Ingredientes: un poquito de actualidad local con mala leche, intento de ironía en la información general y estupefacción ante la vida cotidiana, sobre todo cuando amanece, que no es poco

24 Abril 2008

Sin rubor

Hospital Carlos Haya, que no Blas Infante como pretendieron. Seis meses sin aparatos para hacer cateterismos. ¿Qué son? Pues la prueba necesaria para ver bien las coronarias, saber si uno está a punto de infarto. ¿qué hacían con los enfermos? Los desviaban al Materno Infantil y se hacían las pruebas en el aparato de los niños. ¿qué le pasó al otro? Que estaba totalmente amortizado desde hacía años, que había sido un milagro que aguantara tanto sin petar. ¿Qué publica la prensa local hoy? Un comunicado del hospital en el que se dice que el hospital ha invertido 600.000 euros en una sala de hemodinámica nueva.

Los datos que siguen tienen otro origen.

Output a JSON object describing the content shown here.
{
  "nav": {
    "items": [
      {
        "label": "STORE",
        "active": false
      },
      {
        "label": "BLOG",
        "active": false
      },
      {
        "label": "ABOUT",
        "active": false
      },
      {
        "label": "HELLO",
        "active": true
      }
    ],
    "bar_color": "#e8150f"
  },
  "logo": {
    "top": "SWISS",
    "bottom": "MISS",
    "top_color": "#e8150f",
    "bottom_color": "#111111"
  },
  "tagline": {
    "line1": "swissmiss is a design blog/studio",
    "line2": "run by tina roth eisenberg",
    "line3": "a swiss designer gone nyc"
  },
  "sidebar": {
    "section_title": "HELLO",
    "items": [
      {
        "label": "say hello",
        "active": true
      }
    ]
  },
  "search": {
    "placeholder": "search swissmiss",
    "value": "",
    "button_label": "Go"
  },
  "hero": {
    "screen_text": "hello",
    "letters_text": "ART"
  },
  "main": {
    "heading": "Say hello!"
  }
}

Admitanlo. Son los maestros. Vender algo de un desastre, de una miseria. Aunque siempre tienen que contar con colaboradores, en este caso, el periodista que, disciplinado, copia y pega la versión del hospital y no se pregunta nada más. menos mal que por encima siguen diciendo que se suspenden operaciones por falta de anestesistas. Seguro que en un mes nos venden que el Carlos Haya ha reforzado su plantilla de anestesistas para hacer frente a "nuevas demandas asistenciales". Imparables.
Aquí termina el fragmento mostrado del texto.